Ao secretário alemão da Sociedade das Nações

Prezado Senhor Dufour-Feronce

Não quero deixar sua amável carta sem resposta porque o senhor poderia se enganar ao considerar meu ponto de vista. Minha decisão de não mais comparecer a Genebra baseia-se na evidencia adquirida por dolorosa experiência: a comissão em geral não manifesta em suas sessões a firme vontade de realizar os progressos indispensáveis para as relações a uma paródia do adágio ut aliquid fieri videatur. Vista deste modo, a comissão me parece até mesmo pior do que a Sociedade das Nações em conjunto.

Por ter querido me bater com todas as forças pela criação de uma Corte Internacional de Arbitragem e de regulamentação colocada acima dos Estados, e por que este ideal representa muitíssimo para mim, creio dever deixar esta comissão.

A comissão aprovou a representação das minorias culturais nos vários países porque, nestes mesmos países, ela constituiu uma ‘Comissão Nacional’, único laço teórico entre os intelectuais do Estado e a Comissão.

Esta política deliberada afasta-a de sua função própria: ser um apoio moral para as minorias nacionais contra toda opressão cultural.

Além disso, a Comissão manifestou uma atitude de tal forma hipócrita em face do problema da luta contra as tendências chauvinistas e militaristas do ensino nos diversos países, que não se pode esperar tenha uma atitude decisiva nesse domínio essencial, fundamental.

A Comissão constantemente se dispensou de ser o apoio de personalidades ou de organizações que, de modo irrecusável, se empenharam por uma ordem jurídica internacional e contra o sistema militar.
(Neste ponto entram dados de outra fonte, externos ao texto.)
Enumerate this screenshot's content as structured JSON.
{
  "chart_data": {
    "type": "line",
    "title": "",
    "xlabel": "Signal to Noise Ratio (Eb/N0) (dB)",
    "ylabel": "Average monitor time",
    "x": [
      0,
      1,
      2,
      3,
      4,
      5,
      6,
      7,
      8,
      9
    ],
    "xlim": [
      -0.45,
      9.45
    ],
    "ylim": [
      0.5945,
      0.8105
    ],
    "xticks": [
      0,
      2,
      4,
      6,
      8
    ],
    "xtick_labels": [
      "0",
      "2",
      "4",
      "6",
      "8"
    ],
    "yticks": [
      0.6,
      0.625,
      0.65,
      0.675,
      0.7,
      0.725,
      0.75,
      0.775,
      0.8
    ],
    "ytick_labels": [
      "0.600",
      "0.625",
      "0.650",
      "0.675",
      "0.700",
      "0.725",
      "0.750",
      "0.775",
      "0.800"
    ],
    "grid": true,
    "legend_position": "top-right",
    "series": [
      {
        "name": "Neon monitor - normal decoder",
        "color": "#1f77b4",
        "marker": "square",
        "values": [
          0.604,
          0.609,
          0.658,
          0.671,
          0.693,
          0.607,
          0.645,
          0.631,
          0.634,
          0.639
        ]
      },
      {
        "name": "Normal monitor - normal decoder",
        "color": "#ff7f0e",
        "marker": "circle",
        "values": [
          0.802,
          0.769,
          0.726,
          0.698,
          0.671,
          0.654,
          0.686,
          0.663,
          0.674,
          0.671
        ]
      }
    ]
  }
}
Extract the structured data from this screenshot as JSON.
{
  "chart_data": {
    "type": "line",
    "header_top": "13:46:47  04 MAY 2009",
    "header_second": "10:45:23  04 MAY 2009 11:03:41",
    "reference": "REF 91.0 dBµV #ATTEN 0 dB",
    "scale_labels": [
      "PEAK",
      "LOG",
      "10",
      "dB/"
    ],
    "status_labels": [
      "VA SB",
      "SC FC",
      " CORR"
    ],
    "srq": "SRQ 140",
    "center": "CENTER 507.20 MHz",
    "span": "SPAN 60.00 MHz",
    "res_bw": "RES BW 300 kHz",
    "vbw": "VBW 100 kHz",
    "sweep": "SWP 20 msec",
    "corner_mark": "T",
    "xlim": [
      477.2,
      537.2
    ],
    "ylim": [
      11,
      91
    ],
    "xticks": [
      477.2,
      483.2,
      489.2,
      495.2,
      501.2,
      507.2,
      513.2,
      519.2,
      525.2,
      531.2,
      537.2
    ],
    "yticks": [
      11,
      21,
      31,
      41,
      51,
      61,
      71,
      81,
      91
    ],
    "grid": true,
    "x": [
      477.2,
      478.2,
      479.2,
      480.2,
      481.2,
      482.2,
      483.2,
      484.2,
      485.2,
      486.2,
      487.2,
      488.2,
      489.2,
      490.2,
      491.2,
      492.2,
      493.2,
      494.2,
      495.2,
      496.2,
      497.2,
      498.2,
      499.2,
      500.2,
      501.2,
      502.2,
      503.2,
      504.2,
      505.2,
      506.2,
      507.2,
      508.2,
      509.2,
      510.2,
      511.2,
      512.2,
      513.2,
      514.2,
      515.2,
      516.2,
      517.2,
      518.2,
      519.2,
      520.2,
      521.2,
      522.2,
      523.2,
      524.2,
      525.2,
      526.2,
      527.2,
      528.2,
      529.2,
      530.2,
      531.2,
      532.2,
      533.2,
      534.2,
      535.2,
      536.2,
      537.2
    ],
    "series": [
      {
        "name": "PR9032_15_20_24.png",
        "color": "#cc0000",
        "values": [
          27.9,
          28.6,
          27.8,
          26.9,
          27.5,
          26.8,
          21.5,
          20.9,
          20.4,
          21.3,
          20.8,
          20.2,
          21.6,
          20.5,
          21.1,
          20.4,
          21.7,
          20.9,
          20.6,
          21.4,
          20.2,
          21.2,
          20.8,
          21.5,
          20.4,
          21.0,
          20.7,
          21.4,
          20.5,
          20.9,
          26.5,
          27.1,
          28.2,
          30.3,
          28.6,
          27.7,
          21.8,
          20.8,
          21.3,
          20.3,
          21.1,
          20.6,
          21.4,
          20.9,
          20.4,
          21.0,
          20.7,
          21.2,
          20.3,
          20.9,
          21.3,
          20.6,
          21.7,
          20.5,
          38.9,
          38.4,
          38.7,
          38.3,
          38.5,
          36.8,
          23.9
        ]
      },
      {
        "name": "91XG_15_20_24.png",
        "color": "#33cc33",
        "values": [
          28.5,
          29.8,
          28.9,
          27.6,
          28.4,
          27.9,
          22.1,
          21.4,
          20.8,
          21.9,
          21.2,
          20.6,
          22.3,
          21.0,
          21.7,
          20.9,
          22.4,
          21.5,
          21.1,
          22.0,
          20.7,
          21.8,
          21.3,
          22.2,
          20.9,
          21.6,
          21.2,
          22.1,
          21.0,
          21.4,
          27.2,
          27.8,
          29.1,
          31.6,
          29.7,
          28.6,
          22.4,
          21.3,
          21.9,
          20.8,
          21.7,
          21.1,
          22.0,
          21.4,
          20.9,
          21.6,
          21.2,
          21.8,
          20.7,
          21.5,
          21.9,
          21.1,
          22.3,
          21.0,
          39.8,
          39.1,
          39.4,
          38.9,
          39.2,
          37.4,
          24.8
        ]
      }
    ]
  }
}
A Comissão jamais tentou impedir a integração de membros que bem sabia serem representantes de correntes de idéias fundamentalmente diversas daqueles que tinha a obrigação de representar.

Não quero mais enumerar outras acusações, pois estas poucas objeções dão suficiente motivo para se compreender minha decisão. Não quero no entanto me arvorar em acusador. Mas devia explicações sobre minha atitude. Se eu tivesse uma esperança, ainda que fosse mínima, teria agido de modo diferente, pode crer.